The OAIC determination highlights the lack of transparency around Clearview AI’s collection practices, the monetisation of individuals’ data for a purpose entirely outside reasonable expectations, and the risk of adversity to people whose images are included in their database. 

“The covert collection of this kind of sensitive information is unreasonably intrusive and unfair,” Commissioner Falk said. 

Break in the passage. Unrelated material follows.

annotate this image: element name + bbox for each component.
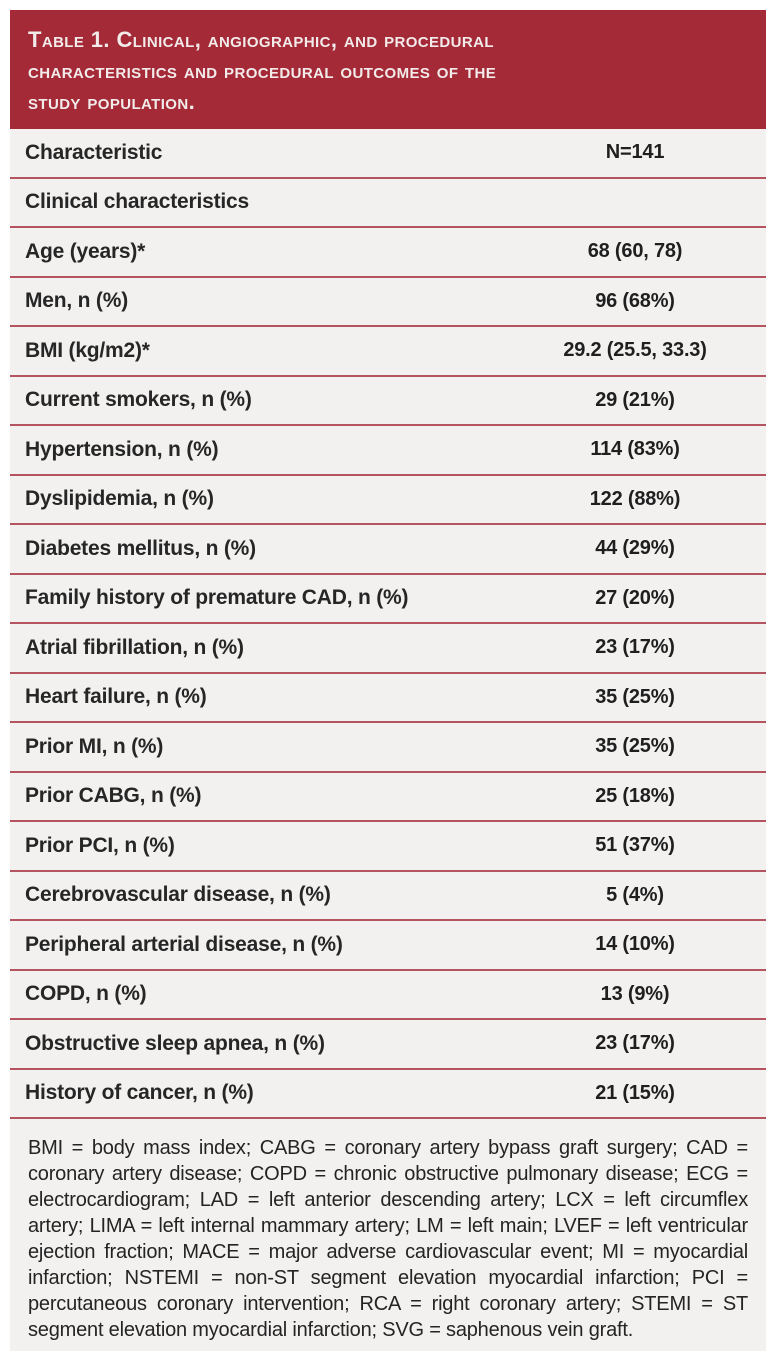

“It carries significant risk of harm to individuals, including vulnerable groups such as children and victims of crime, whose images can be searched on Clearview AI’s database. 

“By its nature, this biometric identity information cannot be reissued or cancelled and may also be replicated and used for identity theft. Individuals featured in the database may also be at risk of misidentification. 

“These practices fall well short of Australians’ expectations for the protection of their personal information.” 

Commissioner Falk found the privacy impacts of Clearview AI’s biometric system were not necessary, legitimate and proportionate, having regard to any public interest benefits. “When Australians use social media or professional networking sites, they don’t expect their facial images to be collected without their consent by a commercial entity to create biometric templates for completely unrelated identification purposes,” she said. 

“The indiscriminate scraping of people’s facial images, only a fraction of whom would ever be connected with law enforcement investigations, may adversely impact the personal freedoms of all Australians who perceive themselves to be under surveillance.” 

Between October 2019 and March 2020, Clearview AI provided trials of the facial recognition tool to some Australian police forces which conducted searches using facial images of individuals located in Australia. ... 

Clearview AI argued that the information it handled was not personal information and that, as a company based in the US, it was not within the Privacy Act’s jurisdiction. Clearview also claimed it stopped offering its services to Australian law enforcement shortly after the OAIC’s investigation began. 

However, Commissioner Falk said she was satisfied Clearview AI was required to comply with Australian privacy law and that the information it handled was personal information covered by the Privacy Act.